Ranawaka Kasuni H, Ramirez-Velandia Felipe, Fodor Thomas B, Wadhwa Aryan, Salih Mira, Lau Tzak S, Pacheco-Barrios Niels, Khan Imad S, Enriquez-Marulanda Alejandro, Vega Rafael A, Mensah Emmanuel, Stippler Martina, Taussky Philipp, Ogilvy Christopher S, Hong Jennifer
Neurosurgical Division, Dartmouth Hitchcock Medical Center, Hanover, New Hampshire, USA; Department of Surgery, Dartmouth Geisel School of Medicine, Hanover, New Hampshire, USA.

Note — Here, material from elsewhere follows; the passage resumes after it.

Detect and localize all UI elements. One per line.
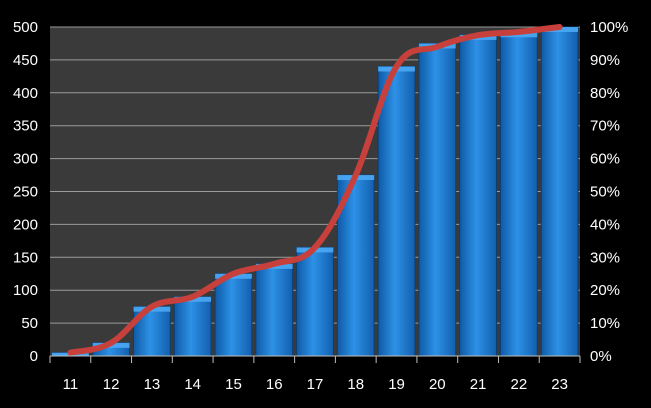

Neurosurgical Service, Beth Israel Deaconess Medical Center, Boston, Massachusetts, USA; Department of Neurosurgery, Harvard Medical School, Boston, Massachusetts, USA.
World Neurosurg. 2025 May;197:123796. doi: 10.1016/j.wneu.2025.123796. Epub 2025 Mar 15.
Chronic subdural hematoma (cSDH) is often associated with clinical seizures, with incidence rates ranging from 2.6% to 23%. While risk factors like hematoma size and craniotomy with membranectomy are well established, the impact of middle meningeal artery embolization (MMAe) remains underexplored. This study aims to evaluate postoperative seizure rates in cSDH patients treated with MMAe and compare them with those undergoing craniotomy or burr hole evacuation.
A bi-institutional retrospective review of 580 cSDH cases treated with burr hole evacuation (with or without MMAe), craniotomy (with or without MMAe), or MMAe alone from 2017 to 2021 was conducted. Fisher exact tests, t tests, and analysis of variance were used to analyze patient, hematoma, and procedural characteristics. Logistic regression identified factors associated with postoperative seizures, complications, and recurrence requiring reoperation. Linear regression was used to assess factors influencing length of hospital stay.
Among 580 cases, postoperative seizure rates were 4.2% for burr hole evacuation, 1.3% for burr hole evacuation with MMAe, 12.1% for craniotomy, 11.8% for craniotomy with MMAe, and 4.3% for MMAe alone. Logistic regression showed significantly higher seizure risk in craniotomy with MMAe vs. burr hole with MMAe (odds ratio [OR] 9.14, 95% CI 1.02-81.66, P = 0.047). Standalone MMAe had a lower complication risk than standalone burr hole drainage (OR 0.37, 95% CI 0.16-0.84, P = 0.017) or craniotomy (OR 0.37, 95% CI 0.17-0.79, P = 0.01).
Burr hole evacuation with MMAe had the lowest postoperative seizure rate, while MMAe alone was associated with the lowest risk of overall postoperative complications.
慢性硬膜下血肿(cSDH)常与临床癫痫发作相关,发病率在2.6%至23%之间。虽然血肿大小和开颅并切除包膜等危险因素已得到充分证实,但脑膜中动脉栓塞术(MMAe)的影响仍未得到充分研究。本研究旨在评估接受MMAe治疗的cSDH患者的术后癫痫发作率,并将其与接受开颅手术或钻孔引流的患者进行比较。
对2017年至2021年期间采用钻孔引流(有或无MMAe)、开颅手术(有或无MMAe)或单纯MMAe治疗的580例cSDH病例进行了双机构回顾性研究。采用Fisher精确检验、t检验和方差分析来分析患者、血肿和手术特征。逻辑回归确定了与术后癫痫发作、并发症和需要再次手术的复发相关的因素。采用线性回归评估影响住院时间的因素。
在580例病例中,单纯钻孔引流术后癫痫发作率为4.2%,钻孔引流联合MMAe术后癫痫发作率为1.3%,开颅手术后癫痫发作率为12.1%,开颅手术联合MMAe术后癫痫发作率为11.8%,单纯MMAe术后癫痫发作率为4.3%。逻辑回归显示,与钻孔引流联合MMAe相比,开颅手术联合MMAe的癫痫发作风险显著更高(优势比[OR] 9.14,95%可信区间1.02 - 81.66,P = 0.047)。单纯MMAe的并发症风险低于单纯钻孔引流(OR 0.37,95%可信区间0.16 - 0.84,P = 0.017)或开颅手术(OR 0.37,95%可信区间0.17 - 0.79,P = 0.01)。
钻孔引流联合MMAe术后癫痫发作率最低,而单纯MMAe术后总体并发症风险最低。